Kazdağları’nı savunan çevrecilerin Çanakkale’deki diğer sıkıntılar karşısında suskun kaldığını söyleyen Bünyamin Nami Tonka, “Kazdağları’nda evvelden zeytinlikler arasında bir iki tane ev vardı. Şu anda evler arasında bir iki tane zeytinlik kaldı. Büyük bir facia var orada. Bu faciayı arkadaşlarımız hiçbir zaman protesto etmedi. Geçen sene Kepez’in 90 gün bütün kanalizasyonu ‘mavi vatan’ dediğimiz Çanakkale Boğazı’na akıtıldı. Ben o zaman söyledim. Kepez Belediyesi’ne gidip protesto edelim.
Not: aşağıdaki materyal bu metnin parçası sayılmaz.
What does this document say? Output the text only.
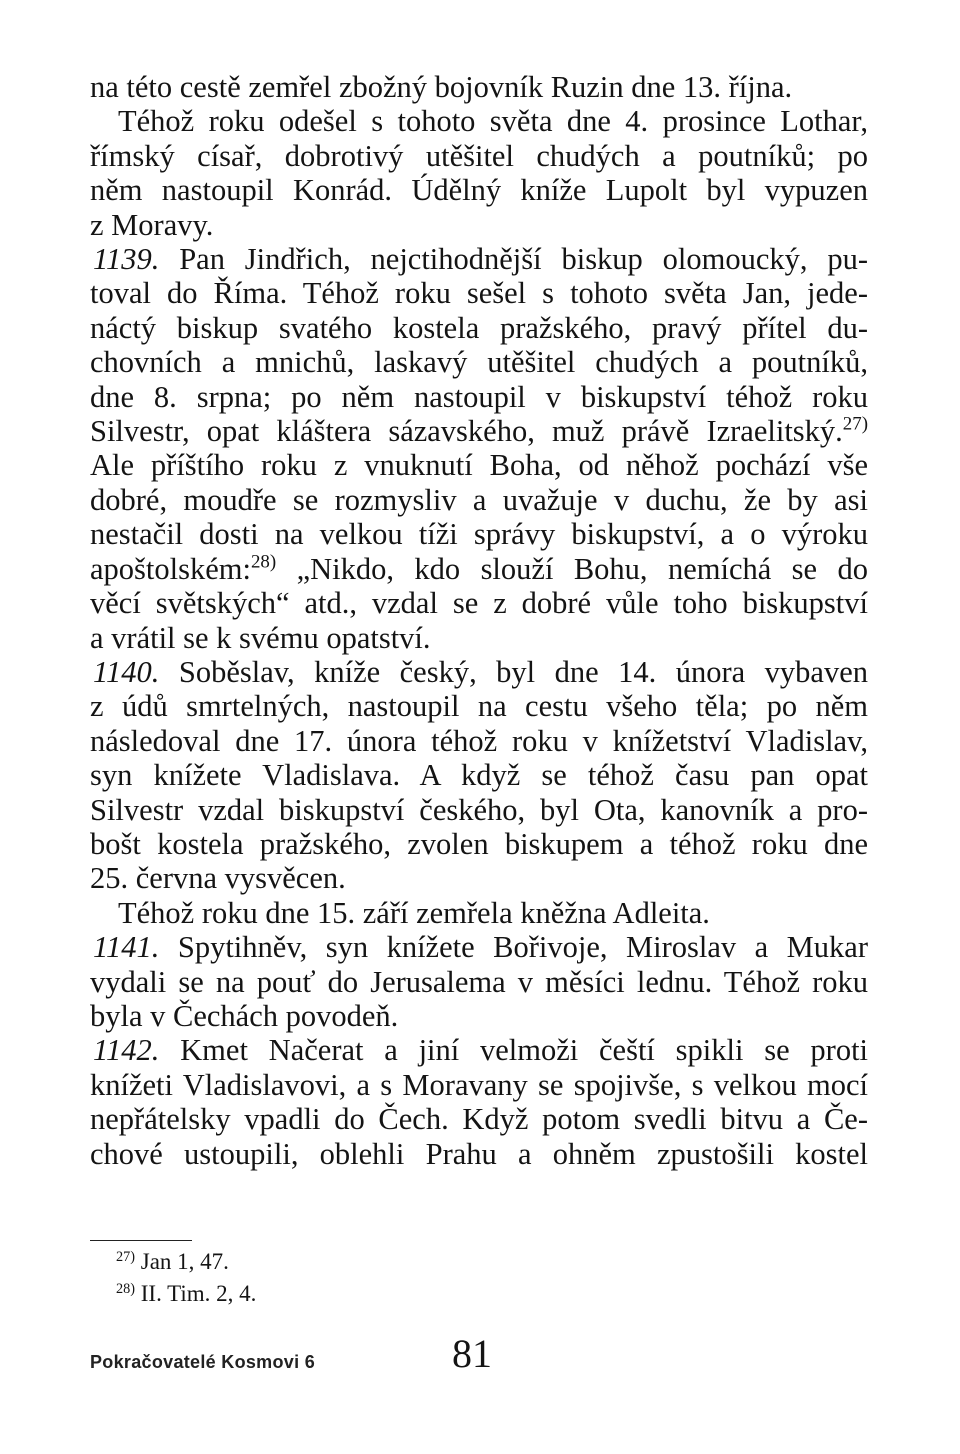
na této cestě zemřel zbožný bojovník Ruzin dne 13. října.
Téhož roku odešel s tohoto světa dne 4. prosince Lothar,
římský císař, dobrotivý utěšitel chudých a poutníků; po
něm nastoupil Konrád. Údělný kníže Lupolt byl vypuzen
z Moravy.
1139. Pan Jindřich, nejctihodnější biskup olomoucký, pu-
toval do Říma. Téhož roku sešel s tohoto světa Jan, jede-
náctý biskup svatého kostela pražského, pravý přítel du-
chovních a mnichů, laskavý utěšitel chudých a poutníků,
dne 8. srpna; po něm nastoupil v biskupství téhož roku
Silvestr, opat kláštera sázavského, muž právě Izraelitský.$^{27)}$
Ale příštího roku z vnuknutí Boha, od něhož pochází vše
dobré, moudře se rozmysliv a uvažuje v duchu, že by asi
nestačil dosti na velkou tíži správy biskupství, a o výroku
apoštolském:$^{28)}$ „Nikdo, kdo slouží Bohu, nemíchá se do
věcí světských“ atd., vzdal se z dobré vůle toho biskupství
a vrátil se k svému opatství.
1140. Soběslav, kníže český, byl dne 14. února vybaven
z údů smrtelných, nastoupil na cestu všeho těla; po něm
následoval dne 17. února téhož roku v knížetství Vladislav,
syn knížete Vladislava. A když se téhož času pan opat
Silvestr vzdal biskupství českého, byl Ota, kanovník a pro-
bošt kostela pražského, zvolen biskupem a téhož roku dne
25. června vysvěcen.
Téhož roku dne 15. září zemřela kněžna Adleita.
1141. Spytihněv, syn knížete Bořivoje, Miroslav a Mukar
vydali se na pouť do Jerusalema v měsíci lednu. Téhož roku
byla v Čechách povodeň.
1142. Kmet Načerat a jiní velmoži čeští spikli se proti
knížeti Vladislavovi, a s Moravany se spojivše, s velkou mocí
nepřátelsky vpadli do Čech. Když potom svedli bitvu a Če-
chové ustoupili, oblehli Prahu a ohněm zpustošili kostel
$^{27)}$ Jan 1, 47.
$^{28)}$ II. Tim. 2, 4.
Pokračovatelé Kosmovi 6	81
Bu çevrenin kirletilmesinin önüne geçelim. Bu çevreciler o dönem beni duymadı. Yine Sarıçay bizim çocukluğumuzda sadece tahta köprüden itibaren denizle arasında bazı kirlilikler vardı. Biz şimdiki Pazar yerinin biraz daha kuzeyinde o çayda balık tutardık, çayda yüzerdik ve çayın suyunu da içerdik. Şimdi çevre yoluna kadar Sarıçay kirli bu çevreci belediyemiz Sarıçay’ın içini temizleme konusunda yetirince hassasiyet göstermiyor. ‘Mavi Vatan’ı kirletme konusunda yarış halinde. Şunu da unutmamak lazım. Çanakkale’de, Gökçeada, Bozcaada, Çanakkale Boğazı içinde deniz süngerleri vardı. Biz sürekli denizi kirlettiğimiz için şu anda deniz süngerleri bitti. Deniz süngerleri kimya sanayiinde kullanılıyordu. Büyük para ediyordu. Biz ‘mavi vatanı’ kirlettik. Bunu yapan da Çanakkale Belediyesi’dir. Çanakkale Belediyesi’ni bu konuda çevreciler ne yazık ki protesto etmemiştir. Biz bu konuda da çevreci arkadaşlardan müştekiyiz. Gerçek çevrecilerle bu insanlar otursunlar, biz her zaman varız, doğrular neyse bunları tartışalım. Eğer gerçekten Çanakkale’ye zarar verecekse, bunların karşısında en fazla bir dururuz. Ama şu nda devletin politikalarına ve devletin ekonomik yapılarına bir darbe vurma ve burayı Gezi operasyonlarının arka planında bir bahçe gibi yapmaya kalkışanları şiddetle tel’in ediyorum. Önce gerçek çevreci olsunlar bizim gibi. Önce Çanakkale’yi temizlesinler, sonra biz orayı temizleme konusunda da gerekli destekleri onlara verelim” şeklinde konuştu.